Monday, September 29, 2008

Purdah in the press

Just happened to read Fareed Zakaria's new Newsweek piece, "Palin is Ready? Please." Here's part of the opening:
Will someone please put Sarah Palin out of her agony? Is it too much to ask that she come to realize that she wants, in that wonderful phrase in American politics, "to spend more time with her family"? Having stayed in purdah for weeks, she finally agreed to a third interview. CBS's Katie Couric questioned her in her trademark sympathetic style. It didn't help.
A lot of us are curious about how and when the Mainstream Media use language beyond the most basic and familiar material, including vocabulary. Often that means learned or technical words. But today, it's often more interesting to watch new internationalisms coming in, like purdah. I don't know what percentage of Newsweek readers will know the term offhand, but if they don't, I really hope they turn to a dictionary or ask somebody — if he had used a word like 'isolation' the passage would feel entirely different to me.
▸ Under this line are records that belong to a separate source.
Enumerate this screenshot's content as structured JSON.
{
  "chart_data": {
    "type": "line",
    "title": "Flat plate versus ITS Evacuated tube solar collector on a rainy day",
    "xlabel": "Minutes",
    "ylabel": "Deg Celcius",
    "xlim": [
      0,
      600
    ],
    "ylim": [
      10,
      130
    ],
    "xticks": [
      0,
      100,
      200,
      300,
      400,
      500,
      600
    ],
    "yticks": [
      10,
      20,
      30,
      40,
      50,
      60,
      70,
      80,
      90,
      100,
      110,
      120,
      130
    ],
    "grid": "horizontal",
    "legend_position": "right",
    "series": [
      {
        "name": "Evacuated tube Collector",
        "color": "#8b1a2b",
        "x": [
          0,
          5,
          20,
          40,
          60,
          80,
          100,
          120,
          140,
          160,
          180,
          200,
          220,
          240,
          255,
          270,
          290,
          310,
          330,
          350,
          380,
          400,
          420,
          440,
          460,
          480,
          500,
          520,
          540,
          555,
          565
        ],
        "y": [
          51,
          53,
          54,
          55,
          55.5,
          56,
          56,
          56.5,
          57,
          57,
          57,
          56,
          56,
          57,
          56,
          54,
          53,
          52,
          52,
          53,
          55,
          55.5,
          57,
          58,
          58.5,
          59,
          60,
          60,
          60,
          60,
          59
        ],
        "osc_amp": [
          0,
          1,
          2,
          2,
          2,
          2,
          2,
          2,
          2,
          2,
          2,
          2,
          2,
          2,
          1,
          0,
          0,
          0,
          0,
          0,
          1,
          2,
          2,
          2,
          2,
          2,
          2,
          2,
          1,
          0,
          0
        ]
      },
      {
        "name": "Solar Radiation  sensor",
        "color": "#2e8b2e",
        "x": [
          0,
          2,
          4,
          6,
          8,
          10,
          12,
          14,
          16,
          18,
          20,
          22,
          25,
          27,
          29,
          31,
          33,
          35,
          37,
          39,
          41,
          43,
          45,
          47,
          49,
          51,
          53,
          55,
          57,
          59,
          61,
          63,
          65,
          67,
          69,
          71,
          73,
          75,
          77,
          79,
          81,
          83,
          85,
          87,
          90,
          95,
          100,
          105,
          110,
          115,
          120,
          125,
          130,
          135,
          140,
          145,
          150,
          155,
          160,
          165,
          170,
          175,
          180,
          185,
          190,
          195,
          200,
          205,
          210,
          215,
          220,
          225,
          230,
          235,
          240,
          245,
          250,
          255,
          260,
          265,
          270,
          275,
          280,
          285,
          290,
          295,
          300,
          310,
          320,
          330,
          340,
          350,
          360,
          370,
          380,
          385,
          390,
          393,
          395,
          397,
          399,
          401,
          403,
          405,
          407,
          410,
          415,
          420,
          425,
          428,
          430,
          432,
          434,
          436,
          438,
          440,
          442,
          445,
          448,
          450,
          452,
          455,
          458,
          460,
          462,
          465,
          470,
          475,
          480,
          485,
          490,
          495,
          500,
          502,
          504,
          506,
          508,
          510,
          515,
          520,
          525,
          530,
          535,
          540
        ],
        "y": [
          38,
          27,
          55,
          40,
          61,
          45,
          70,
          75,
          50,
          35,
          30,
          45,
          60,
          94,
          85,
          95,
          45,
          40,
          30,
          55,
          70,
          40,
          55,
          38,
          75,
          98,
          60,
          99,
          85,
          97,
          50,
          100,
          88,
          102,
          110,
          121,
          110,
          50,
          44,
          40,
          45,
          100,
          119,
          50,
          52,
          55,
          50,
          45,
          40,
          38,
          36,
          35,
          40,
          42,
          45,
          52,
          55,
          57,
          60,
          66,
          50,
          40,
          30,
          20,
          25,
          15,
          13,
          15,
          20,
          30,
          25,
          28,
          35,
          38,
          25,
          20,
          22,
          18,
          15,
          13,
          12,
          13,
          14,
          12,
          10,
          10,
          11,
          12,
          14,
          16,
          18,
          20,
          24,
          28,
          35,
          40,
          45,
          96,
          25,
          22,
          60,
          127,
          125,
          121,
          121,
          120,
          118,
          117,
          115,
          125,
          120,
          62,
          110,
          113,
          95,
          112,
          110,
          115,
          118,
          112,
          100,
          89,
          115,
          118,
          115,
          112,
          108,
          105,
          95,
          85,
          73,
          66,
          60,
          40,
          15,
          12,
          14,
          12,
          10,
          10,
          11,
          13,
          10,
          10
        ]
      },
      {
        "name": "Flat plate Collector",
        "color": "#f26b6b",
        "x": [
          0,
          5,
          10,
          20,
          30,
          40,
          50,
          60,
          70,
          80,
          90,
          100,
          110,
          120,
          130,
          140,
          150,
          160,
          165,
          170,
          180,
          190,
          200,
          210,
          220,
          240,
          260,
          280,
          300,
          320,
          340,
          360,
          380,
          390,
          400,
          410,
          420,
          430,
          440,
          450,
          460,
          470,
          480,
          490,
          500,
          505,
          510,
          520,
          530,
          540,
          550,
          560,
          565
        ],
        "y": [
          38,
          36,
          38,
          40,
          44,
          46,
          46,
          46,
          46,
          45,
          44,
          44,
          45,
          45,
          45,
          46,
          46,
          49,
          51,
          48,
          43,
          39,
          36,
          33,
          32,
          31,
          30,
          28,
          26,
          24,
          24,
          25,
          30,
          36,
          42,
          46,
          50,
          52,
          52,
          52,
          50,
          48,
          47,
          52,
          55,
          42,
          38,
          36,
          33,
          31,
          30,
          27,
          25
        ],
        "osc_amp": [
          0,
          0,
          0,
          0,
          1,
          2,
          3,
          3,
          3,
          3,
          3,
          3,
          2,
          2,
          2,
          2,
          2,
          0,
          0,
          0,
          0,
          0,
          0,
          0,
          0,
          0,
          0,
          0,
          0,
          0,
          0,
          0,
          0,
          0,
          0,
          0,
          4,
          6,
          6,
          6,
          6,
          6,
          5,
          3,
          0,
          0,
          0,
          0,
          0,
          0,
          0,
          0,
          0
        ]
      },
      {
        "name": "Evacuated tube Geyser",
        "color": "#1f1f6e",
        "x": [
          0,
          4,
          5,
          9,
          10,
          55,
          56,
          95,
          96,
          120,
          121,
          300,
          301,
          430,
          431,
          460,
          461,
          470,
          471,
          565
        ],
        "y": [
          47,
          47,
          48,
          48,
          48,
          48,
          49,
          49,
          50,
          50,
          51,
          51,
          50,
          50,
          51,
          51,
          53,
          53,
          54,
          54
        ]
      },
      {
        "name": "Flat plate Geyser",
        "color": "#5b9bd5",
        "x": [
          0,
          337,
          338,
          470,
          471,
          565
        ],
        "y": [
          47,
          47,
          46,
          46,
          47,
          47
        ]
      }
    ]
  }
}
Man, for somebody who really doesn't care much about vocabulary, I sure do end up blogging about it a lot.


Janet said...

It also would have had a different feel with "an undisclosed location".

Mr. Verb said...


Ollock said...

I actually had to look up purdah. Now that I know what it means, I kinda like the metaphor. Might be a little heavy from an American cultural perspective, but it's got an interesting connotation what with her being a "woman candidate" but not really a "women's candidate" and all -- and the idea that she's being protected from scary news reporters (especially male ones?).

Ken Brown said...

In British government the word "purdah" has been used for Treasury and Bank officials refusing to discuss proposed budget changes before they are officially announced. It goes back at least to Victorian times.

Mr. Verb said...

Thanks. Merriam-Webster's dates the term back to 1865, if I recall.